After Prime Healthcare Services withdrew from its purchase of California's embattled Daughters of Charity Health System, several other potential buyers have expressed interest, according to the San Jose Mercury News.
The chain, which is nearly bankrupt, was set to be acquired by Prime after California Attorney General Kamala Harris approved the controversial deal with numerous conditions. Those conditions led Prime to withdraw from the deal, claiming the stipulations were burdensome and "unprecedented," FierceHealthFinance previously reported. Since the collapse of the deal, several for-profit companies have approached Daughters of Charity, including Alecto Healthcare Services, whose owner is the brother-in-law of Prime founder and CEO Prem Reddy.
Hospital Corporation of America has also expressed interest in the hospitals, as did New York private equity firm Blue Wolf Capital, which bid for them in the last round. Three major nonprofit systems, Kaiser Permanente, Dignity Health and Sutter Health, all told the Mercury News they had no interest in acquiring any of the six hospitals.
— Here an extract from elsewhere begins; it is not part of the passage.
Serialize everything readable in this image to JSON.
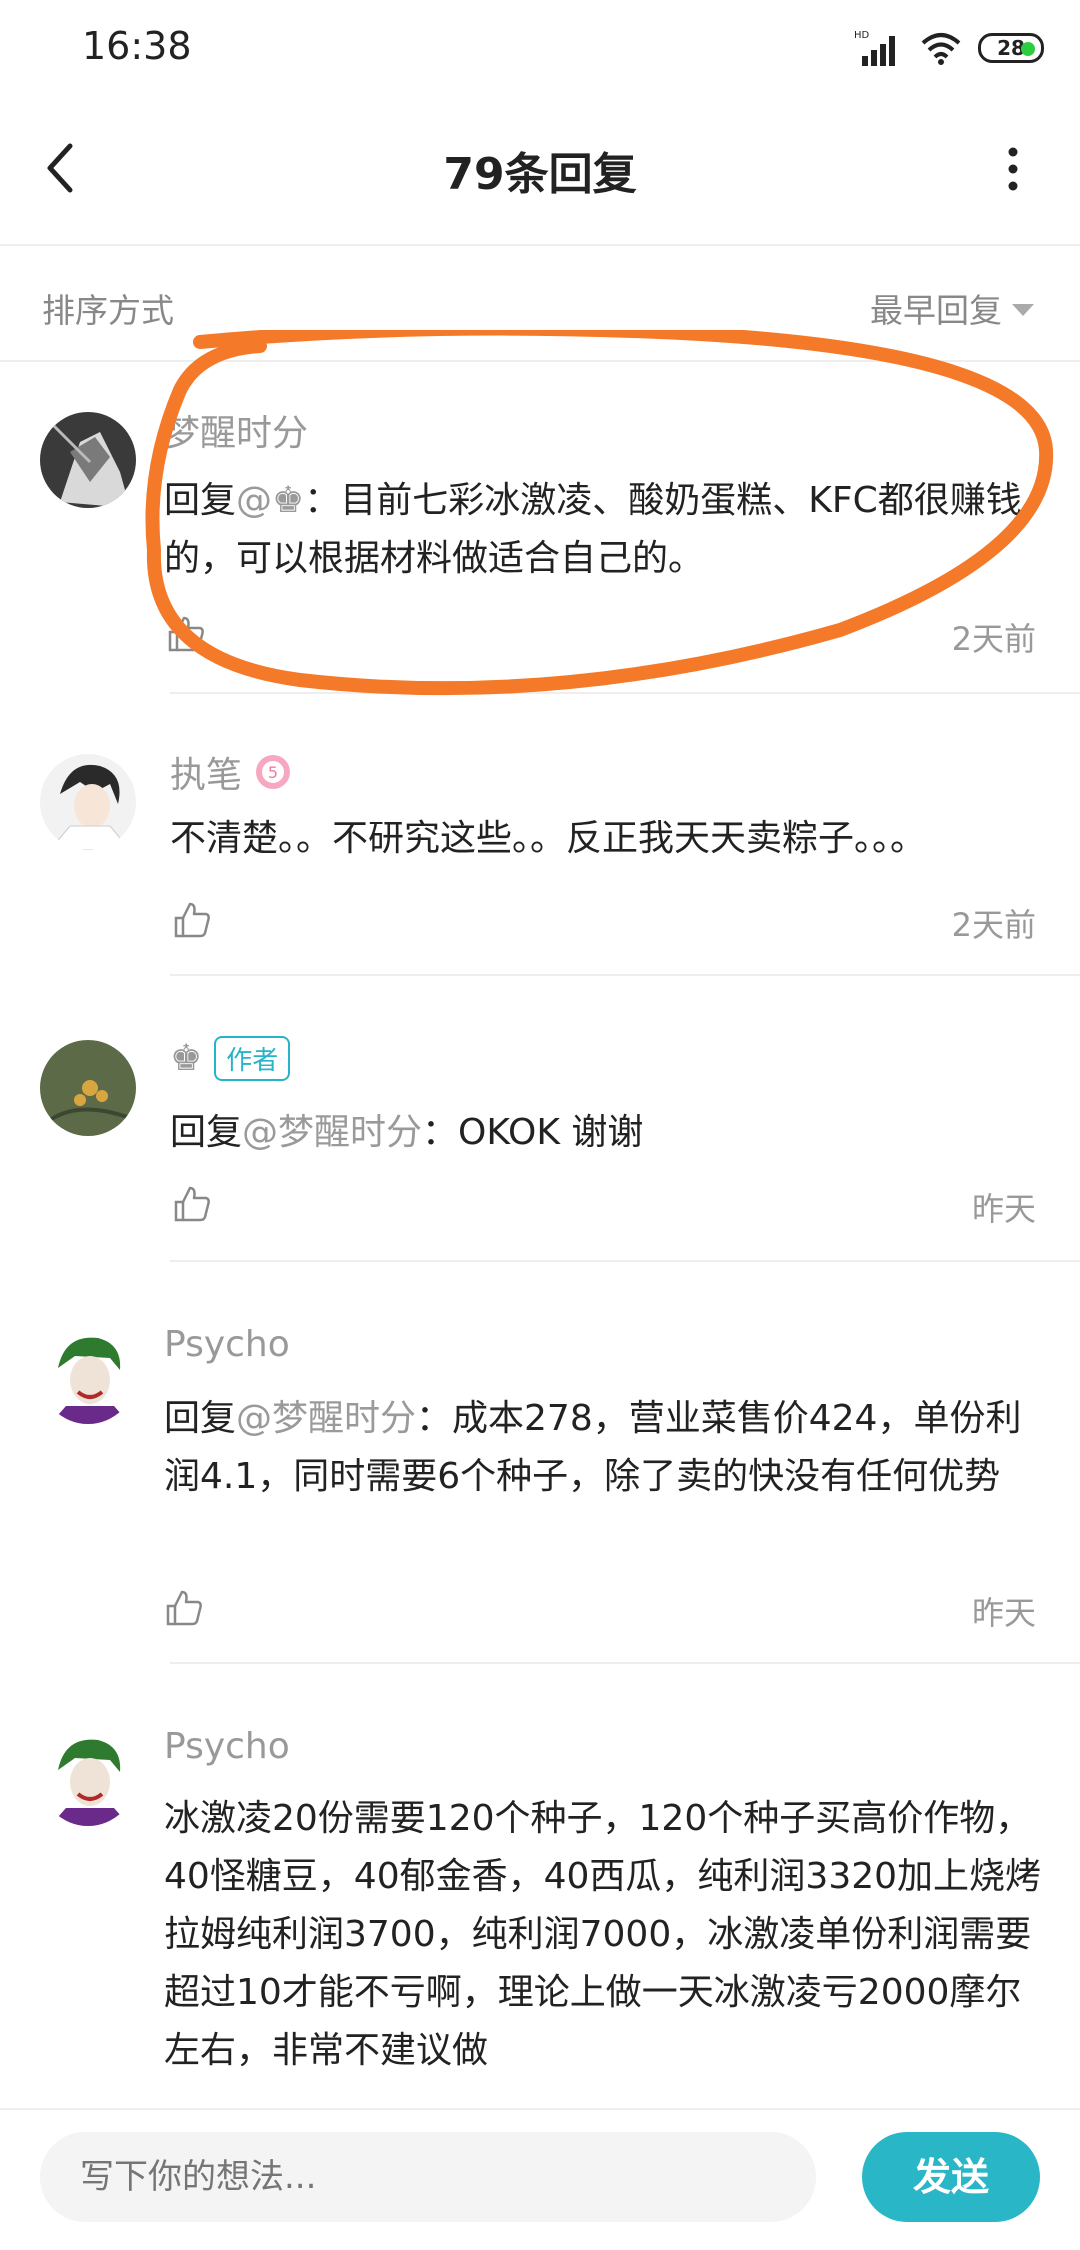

San Mateo County Manager John Maltbie said the county is potentially interested in the Seton Coastside facility, but not Seton Medical Center due to the high cost of retrofitting the facility to withstand earthquakes.
Nor did Prime rule out acquiring one or more of the system's six facilities, according to the article. "If Prime was offered an opportunity to ensure their sustainable future, we would do what is best for the hospitals and their communities," Prime Vice President Kavitha Bhatia, who is also Reddy's daughter, told the Mercury News.
One of the primary points of contention in Harris' conditions would have required Prime to keep four of the six hospitals, several of which are not currently turning a profit, open for the next 10 years as acute care facilities. However, Harris said those conditions would not be uniform for any interested buyers. "Each case is unique to its facts," Harris said. "The offer we made to Prime was unique and tailored to Prime."